Dispositif : narration par dégradations visuelles (net → brouillé → écran) sans expliquer “pourquoi”.
551 — Relecture de la honte (2024-12-08)
En lisant Ernaux, Duras, Woolf ou même Cioran, je vois que leur honte est aussi la mienne. Que leurs failles sont les miennes. Et c’est peut-être ça, la plus grande leçon de mes lectures : écrire, ce n’est pas guérir. C’est habiter ce qui nous fait mal. C’est brûler, un peu moins seul.
Angle : la honte revient comme une mise à jour (pas un souvenir, un patch).
Dispositif : 3 couches : (1) scène brute, (2) note de marge froide, (3) “erreur système” (une phrase très sèche).
742 — 8 février 2025 (2025-02-08)
Des fois, j’ai honte, des fois non. Ça dépend de la résonance du monde. Si j’ouvre la fenêtre et que j’entends les oiseaux, oui. Si j’entends le camion-poubelle, non. La honte ne dépend pas que de moi. C’est la résultante d’une mise en scène, à la fois côté cour et côté jardin. Il est assez rare d’avoir honte assis dans une salle de cinéma. Cela ne m’est arrivé que trois fois, au collège, lorsqu’on m’infligea la vision d’Auschwitz, le père Kolbe se sacrifiant à la place d’un autre. Mais honte pour nous tous.
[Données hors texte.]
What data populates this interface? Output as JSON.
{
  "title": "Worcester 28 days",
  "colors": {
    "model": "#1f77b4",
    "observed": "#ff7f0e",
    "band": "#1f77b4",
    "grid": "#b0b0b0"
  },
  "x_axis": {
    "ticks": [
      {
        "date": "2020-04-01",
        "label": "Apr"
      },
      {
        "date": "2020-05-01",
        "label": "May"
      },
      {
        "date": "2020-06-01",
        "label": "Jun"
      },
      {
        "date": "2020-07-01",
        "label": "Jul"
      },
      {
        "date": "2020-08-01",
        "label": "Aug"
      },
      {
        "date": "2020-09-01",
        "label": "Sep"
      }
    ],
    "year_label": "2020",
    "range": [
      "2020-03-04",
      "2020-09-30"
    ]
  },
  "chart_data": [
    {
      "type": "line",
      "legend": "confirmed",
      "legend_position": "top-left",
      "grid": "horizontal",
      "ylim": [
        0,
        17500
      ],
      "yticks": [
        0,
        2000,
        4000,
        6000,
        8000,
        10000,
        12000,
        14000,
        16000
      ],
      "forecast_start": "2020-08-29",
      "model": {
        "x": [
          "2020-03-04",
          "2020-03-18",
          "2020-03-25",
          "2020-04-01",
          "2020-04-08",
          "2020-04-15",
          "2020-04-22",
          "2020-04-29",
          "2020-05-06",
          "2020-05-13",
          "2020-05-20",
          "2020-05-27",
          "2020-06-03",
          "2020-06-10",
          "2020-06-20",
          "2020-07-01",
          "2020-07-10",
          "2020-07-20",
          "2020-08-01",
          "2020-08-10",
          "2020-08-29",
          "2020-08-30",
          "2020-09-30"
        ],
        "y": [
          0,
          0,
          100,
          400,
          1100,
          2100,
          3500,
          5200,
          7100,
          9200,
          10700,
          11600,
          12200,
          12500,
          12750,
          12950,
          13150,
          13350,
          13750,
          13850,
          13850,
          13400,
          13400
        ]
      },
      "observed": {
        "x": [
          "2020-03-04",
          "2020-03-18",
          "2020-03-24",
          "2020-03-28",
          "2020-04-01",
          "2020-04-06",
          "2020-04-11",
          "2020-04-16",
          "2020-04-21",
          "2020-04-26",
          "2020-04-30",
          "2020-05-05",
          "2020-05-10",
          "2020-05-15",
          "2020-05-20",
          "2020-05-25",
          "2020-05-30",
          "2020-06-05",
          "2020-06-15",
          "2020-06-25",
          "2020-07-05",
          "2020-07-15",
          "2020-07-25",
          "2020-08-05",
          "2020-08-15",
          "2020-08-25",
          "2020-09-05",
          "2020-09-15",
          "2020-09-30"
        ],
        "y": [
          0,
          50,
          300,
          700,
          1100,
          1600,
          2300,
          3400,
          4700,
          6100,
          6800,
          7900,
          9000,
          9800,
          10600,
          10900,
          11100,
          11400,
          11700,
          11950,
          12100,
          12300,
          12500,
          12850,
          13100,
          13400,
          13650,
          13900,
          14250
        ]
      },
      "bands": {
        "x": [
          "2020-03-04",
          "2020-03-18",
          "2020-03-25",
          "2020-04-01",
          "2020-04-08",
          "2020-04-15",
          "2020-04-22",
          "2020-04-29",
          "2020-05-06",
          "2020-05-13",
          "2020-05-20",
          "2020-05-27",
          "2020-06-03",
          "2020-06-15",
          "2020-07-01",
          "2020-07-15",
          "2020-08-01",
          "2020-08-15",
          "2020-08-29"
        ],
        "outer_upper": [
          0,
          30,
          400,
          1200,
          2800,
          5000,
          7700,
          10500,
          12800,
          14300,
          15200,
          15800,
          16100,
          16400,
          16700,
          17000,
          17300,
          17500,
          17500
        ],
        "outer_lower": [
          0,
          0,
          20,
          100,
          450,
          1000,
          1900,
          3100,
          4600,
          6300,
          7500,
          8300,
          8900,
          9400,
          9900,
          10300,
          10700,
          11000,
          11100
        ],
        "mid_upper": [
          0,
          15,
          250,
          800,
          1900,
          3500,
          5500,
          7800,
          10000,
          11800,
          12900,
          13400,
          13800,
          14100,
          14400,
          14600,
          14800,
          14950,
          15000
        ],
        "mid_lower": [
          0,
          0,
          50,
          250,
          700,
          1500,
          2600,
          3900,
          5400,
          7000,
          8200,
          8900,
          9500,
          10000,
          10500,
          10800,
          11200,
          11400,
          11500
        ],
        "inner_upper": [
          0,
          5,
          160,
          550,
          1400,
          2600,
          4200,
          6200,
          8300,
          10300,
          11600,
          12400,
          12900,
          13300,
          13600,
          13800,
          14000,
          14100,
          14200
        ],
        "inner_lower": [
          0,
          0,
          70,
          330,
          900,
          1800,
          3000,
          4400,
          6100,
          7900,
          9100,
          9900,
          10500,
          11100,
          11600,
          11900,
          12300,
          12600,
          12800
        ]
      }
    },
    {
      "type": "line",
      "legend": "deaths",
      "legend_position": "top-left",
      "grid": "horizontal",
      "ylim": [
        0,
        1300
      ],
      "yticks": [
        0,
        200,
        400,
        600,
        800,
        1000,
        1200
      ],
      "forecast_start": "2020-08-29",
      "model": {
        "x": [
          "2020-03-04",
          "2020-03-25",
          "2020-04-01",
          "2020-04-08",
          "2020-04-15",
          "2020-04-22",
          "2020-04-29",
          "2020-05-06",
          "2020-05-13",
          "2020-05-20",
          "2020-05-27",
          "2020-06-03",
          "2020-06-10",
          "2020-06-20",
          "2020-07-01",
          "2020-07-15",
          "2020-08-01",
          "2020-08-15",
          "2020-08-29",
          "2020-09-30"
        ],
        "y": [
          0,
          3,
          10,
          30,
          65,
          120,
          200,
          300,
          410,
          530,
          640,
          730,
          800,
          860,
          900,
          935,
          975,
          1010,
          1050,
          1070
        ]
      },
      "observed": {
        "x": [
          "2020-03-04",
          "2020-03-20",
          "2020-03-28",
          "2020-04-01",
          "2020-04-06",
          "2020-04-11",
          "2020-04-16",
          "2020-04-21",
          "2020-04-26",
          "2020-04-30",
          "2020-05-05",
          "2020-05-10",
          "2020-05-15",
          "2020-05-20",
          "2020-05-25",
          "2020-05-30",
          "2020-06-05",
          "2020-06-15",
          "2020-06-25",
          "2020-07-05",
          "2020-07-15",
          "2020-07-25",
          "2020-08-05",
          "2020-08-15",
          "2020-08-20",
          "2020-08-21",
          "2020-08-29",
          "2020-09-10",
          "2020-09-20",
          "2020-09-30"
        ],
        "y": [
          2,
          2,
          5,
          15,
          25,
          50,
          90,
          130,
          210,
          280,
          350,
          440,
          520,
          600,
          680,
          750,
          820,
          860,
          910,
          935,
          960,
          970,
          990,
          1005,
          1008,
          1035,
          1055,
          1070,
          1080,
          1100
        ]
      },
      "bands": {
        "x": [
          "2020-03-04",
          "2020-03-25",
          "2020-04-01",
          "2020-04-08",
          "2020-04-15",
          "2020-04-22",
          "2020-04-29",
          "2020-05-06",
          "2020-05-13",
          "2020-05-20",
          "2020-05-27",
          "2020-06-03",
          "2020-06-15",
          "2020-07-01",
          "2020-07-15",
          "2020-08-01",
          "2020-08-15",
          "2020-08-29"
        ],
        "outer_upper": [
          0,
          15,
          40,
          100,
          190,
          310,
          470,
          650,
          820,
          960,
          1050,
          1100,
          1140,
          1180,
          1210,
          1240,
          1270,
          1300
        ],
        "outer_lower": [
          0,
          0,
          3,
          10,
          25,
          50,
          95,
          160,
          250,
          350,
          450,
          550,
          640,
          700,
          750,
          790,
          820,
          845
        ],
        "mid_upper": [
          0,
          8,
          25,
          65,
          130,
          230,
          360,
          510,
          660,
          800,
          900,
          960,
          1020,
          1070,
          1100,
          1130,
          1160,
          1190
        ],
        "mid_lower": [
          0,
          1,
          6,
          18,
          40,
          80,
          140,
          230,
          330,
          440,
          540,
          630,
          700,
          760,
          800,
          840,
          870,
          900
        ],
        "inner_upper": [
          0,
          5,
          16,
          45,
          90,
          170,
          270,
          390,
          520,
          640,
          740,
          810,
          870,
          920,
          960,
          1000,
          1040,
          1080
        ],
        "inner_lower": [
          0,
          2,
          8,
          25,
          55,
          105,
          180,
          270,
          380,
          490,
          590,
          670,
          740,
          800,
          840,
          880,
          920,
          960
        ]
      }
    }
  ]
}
Pour l’espèce.
Angle : honte variable selon la “résonance du monde” : tu poses la honte comme un phénomène physique.
Dispositif : trois reprises de la même phrase, chaque fois avec un paramètre différent (lieu / heure / témoin).
1968 — Blocage (2022-10-16)
Se bloquer, se braquer, à ban donner, saut poser, se rat masser, se re croque vriller, s’enfouir, fuite, fuguer, ne plus rien vouloir savoir, détourner le regard, panser autre chose que ça l’impensable, paniquer, aller dans tous les sens à partir du point d’impact, circonvolutions alambiquées, l’esprit bat la campagne sans autre but que de battre la campagne, diverger, être paralysé simultanément le corps ici ou là, la tête ailleurs, faire attention impossible, humiliation éprouvée aussi comme réflexe, impression d’être idiot, de ne pas valoir tripette, s’en vouloir de ne pas être comme les autres qui comprennent au quart de tour, les détester pour exister tout de même, les réinventer pires encore qu’ils sont, et se réinventer en creux par la même occasion, se distraire pour oublier. Enchaîner les échecs. Perdre confiance, se mésestimer, se haïr, s’isoler, vouloir mourir. Manquer d’humilité. Être orgueilleux, prétentieux, vaniteux. Marcher à côté de ses pompes. Ne pas vouloir rentrer dans le moule.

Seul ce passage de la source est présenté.